Museu do Trabalho Michel Giacometti

Verificado

O Museu do Trabalho Michel Giacometti é um museu municipal em Setúbal, instalado numa antiga fábrica de conservas na frente ribeirinha. É dedicado à história do trabalho, indústria e tradições populares da região, e tem o nome do etnógrafo corso Michel Giacometti, que passou trinta anos a recolher o testemunho da cultura popular portuguesa.

Museu do Trabalho — uma antiga fábrica de conservas

História

A Fábrica de Conservas Perienes

O edifício do museu é uma antiga fábrica de conservas de cinco andares, Perienes (Fábrica de Conservas Perienes), uma das numerosas empresas conserveiras que definiram o carácter económico de Setúbal ao longo dos séculos XIX e XX. A fábrica situava-se no bairro histórico de pescadores, salineiros e trabalhadores das conservas — o bairro contíguo à frente ribeirinha do rio Sado.

Setúbal foi um dos principais centros da indústria conserveira de Portugal.
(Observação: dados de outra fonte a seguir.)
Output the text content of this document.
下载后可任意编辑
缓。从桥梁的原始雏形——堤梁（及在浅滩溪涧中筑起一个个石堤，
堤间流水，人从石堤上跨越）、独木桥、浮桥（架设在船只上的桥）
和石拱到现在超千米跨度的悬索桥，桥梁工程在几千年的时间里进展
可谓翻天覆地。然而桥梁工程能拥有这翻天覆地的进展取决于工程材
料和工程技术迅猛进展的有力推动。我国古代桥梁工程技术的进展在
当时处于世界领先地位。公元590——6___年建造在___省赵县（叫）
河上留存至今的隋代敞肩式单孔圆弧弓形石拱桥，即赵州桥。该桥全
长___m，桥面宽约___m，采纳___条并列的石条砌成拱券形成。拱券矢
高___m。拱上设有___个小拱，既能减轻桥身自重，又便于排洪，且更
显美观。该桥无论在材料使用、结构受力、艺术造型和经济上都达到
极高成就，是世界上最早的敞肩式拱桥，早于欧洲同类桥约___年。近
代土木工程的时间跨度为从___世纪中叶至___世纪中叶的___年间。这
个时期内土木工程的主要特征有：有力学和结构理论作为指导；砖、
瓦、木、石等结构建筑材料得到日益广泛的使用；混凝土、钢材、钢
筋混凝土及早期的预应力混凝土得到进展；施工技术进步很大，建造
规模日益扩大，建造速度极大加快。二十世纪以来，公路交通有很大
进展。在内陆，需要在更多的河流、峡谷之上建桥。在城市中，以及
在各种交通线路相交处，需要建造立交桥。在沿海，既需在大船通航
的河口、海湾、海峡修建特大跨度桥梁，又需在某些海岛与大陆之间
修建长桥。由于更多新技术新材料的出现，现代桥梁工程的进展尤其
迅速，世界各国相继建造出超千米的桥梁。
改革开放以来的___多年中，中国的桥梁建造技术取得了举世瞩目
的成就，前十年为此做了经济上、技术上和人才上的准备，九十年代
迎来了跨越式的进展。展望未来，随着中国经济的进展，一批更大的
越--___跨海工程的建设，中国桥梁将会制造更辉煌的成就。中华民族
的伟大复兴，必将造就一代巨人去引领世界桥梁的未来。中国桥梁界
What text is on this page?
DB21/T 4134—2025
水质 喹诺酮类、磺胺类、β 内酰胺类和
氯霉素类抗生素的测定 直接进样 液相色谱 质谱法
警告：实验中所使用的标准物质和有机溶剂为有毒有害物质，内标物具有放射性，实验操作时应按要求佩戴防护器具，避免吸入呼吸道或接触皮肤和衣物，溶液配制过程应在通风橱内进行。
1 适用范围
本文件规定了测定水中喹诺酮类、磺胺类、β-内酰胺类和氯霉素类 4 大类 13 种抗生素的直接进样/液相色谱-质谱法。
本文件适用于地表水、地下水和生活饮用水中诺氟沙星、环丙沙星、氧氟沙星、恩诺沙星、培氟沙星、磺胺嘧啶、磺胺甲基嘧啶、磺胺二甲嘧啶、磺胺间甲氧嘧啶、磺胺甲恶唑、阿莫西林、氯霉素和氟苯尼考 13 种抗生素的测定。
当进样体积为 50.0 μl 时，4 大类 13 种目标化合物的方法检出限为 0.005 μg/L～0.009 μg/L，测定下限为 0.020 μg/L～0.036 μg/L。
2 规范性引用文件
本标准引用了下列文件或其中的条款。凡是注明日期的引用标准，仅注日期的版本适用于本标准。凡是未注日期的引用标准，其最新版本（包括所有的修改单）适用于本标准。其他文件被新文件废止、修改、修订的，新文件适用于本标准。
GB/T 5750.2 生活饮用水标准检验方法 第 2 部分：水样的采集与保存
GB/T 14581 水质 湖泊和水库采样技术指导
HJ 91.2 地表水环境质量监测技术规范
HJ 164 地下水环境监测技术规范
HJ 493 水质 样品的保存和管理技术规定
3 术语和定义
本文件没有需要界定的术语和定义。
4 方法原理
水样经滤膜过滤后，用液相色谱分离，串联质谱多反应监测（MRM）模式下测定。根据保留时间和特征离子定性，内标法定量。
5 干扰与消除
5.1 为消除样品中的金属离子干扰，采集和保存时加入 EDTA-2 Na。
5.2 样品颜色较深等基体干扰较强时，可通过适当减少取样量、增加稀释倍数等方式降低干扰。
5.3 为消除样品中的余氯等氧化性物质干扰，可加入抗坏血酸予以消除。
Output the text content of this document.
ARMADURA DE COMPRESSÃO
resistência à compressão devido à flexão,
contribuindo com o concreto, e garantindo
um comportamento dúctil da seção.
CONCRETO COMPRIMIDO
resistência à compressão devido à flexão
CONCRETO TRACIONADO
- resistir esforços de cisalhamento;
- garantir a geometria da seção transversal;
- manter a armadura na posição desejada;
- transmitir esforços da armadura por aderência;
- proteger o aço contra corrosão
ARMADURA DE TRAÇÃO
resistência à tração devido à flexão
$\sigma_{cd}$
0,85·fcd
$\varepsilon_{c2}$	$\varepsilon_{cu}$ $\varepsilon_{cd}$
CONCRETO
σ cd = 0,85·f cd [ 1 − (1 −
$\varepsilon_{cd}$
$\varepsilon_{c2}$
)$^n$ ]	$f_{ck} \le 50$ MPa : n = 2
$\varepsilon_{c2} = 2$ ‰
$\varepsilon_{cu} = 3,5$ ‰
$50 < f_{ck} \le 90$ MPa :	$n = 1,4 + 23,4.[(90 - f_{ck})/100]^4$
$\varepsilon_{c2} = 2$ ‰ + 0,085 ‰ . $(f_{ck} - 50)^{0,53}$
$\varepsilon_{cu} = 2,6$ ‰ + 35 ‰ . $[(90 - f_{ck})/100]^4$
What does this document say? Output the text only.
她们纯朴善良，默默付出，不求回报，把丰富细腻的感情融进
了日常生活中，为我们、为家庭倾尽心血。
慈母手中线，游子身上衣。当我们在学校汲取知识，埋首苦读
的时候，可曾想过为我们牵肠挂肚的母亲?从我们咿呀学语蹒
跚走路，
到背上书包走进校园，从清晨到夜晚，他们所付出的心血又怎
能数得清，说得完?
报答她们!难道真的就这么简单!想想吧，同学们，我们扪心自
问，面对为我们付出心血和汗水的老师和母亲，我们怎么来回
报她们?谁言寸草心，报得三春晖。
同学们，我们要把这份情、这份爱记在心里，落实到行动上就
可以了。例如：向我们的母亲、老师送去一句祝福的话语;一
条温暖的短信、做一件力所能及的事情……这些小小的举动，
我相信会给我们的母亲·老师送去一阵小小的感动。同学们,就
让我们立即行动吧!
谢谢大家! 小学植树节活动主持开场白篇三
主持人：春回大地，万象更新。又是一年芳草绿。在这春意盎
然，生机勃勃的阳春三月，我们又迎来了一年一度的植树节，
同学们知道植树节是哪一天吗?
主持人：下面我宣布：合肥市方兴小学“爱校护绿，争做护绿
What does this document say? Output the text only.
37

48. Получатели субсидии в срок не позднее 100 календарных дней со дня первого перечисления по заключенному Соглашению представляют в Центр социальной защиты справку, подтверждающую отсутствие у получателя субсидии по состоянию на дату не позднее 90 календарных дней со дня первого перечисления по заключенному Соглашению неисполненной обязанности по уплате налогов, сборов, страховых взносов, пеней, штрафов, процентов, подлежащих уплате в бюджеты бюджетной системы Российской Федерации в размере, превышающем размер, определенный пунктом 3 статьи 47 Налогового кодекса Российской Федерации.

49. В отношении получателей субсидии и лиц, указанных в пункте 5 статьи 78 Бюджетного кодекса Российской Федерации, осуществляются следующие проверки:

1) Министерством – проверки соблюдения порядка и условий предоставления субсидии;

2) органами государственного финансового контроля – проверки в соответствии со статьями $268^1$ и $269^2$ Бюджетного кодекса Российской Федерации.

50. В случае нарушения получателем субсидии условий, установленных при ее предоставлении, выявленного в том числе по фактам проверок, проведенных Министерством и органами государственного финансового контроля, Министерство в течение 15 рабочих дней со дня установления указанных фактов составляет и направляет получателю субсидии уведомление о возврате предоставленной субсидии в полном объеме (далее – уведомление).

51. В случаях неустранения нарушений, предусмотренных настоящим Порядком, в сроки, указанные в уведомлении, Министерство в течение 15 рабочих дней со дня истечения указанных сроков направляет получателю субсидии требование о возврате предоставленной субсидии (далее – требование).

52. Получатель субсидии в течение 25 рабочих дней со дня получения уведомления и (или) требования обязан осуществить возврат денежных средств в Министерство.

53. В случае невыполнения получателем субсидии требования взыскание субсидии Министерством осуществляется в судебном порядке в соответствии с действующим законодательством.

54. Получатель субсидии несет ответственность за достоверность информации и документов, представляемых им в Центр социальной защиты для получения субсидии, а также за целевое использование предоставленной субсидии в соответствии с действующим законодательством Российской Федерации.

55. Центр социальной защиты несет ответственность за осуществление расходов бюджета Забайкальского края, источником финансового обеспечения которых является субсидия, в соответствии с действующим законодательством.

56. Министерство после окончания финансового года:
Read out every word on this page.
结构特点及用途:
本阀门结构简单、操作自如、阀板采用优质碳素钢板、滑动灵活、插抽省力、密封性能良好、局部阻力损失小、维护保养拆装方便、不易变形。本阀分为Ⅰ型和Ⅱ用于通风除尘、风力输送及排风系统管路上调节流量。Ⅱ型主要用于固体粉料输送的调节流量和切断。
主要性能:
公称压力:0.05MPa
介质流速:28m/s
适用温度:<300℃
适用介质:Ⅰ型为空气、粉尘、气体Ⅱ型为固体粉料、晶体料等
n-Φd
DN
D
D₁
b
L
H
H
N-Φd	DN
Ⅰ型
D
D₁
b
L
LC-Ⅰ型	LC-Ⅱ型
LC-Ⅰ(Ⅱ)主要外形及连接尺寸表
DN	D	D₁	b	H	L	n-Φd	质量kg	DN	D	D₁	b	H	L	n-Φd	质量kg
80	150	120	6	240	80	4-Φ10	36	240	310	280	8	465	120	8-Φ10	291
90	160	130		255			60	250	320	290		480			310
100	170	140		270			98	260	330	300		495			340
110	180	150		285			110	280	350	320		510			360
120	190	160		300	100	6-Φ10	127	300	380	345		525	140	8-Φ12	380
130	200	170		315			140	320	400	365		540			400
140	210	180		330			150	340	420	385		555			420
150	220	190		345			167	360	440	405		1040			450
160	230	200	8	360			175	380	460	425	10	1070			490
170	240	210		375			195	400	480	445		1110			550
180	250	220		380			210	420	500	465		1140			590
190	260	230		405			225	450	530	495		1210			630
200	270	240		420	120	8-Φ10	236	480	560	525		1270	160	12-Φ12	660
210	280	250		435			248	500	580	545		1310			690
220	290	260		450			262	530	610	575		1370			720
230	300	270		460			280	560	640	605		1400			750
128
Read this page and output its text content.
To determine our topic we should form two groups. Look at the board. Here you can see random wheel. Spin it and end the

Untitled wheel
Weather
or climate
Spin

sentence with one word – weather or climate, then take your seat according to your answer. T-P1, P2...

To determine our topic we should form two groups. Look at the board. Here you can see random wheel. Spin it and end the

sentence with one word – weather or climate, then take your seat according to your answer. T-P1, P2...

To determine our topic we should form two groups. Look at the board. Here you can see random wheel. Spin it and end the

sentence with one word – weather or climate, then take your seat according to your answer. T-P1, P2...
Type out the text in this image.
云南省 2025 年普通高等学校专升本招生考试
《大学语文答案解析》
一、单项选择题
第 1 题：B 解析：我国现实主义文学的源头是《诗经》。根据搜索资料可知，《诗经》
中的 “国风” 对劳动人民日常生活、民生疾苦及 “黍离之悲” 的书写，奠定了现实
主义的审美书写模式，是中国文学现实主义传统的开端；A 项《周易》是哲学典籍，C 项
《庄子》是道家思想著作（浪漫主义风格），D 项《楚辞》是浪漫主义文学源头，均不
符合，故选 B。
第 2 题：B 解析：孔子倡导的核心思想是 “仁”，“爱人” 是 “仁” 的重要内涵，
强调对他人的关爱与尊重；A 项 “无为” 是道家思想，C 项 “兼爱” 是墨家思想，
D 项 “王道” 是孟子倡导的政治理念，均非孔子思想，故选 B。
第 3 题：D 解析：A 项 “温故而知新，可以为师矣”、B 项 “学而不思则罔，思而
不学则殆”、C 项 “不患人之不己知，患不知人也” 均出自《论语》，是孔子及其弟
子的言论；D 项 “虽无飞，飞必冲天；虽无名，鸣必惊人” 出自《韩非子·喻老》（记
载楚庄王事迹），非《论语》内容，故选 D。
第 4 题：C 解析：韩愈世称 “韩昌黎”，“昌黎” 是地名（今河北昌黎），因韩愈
Em meados do século XX, o país tinha mais de 400 fábricas de conservas, uma proporção significativa das quais se concentrava em Setúbal, Espinho (perto do Porto) e no Algarve. A produção de sardinhas de conserva em azeite tornou-se numa das principais indústrias de exportação de Portugal — em 1912, o país classificou-se em primeiro lugar no mundo em exportações de peixe de conserva.

A fábrica Perienes cessou operações em 1971, tornando-se numa das vítimas do declínio gradual que atingiu a indústria na segunda metade do século XX.

Michel Giacometti: O Etnógrafo e a Sua Missão

O museu tem o nome de Michel Giacometti (1929–1990) — um etnógrafo de origem corsa que dedicou a sua vida a documentar a cultura popular portuguesa.

Giacometti nasceu a 8 de janeiro de 1929 em Ajaccio (Córsega). Órfão em tenra idade, foi criado por tios maternos, viveu no Norte de África (Argélia colonial), regressou depois a França, onde estudou literatura e etnologia em Paris.

Em 1959, Giacometti mudou-se para Portugal e passou os últimos trinta anos da sua vida no país. Fundou os Arquivos Sonoros Portugueses (Arquivos Sonoros Portugueses) e viajou sistematicamente pelo país, gravando tradições orais que se encontravam a desaparecer na sequência da modernização. Na década de 1960, em colaboração com o compositor Fernando Lopes-Graça, publicou a Antologia da Música Regional Portuguesa (Antologia da Música Regional Portuguesa) — uma das mais importantes coleções de música tradicional portuguesa.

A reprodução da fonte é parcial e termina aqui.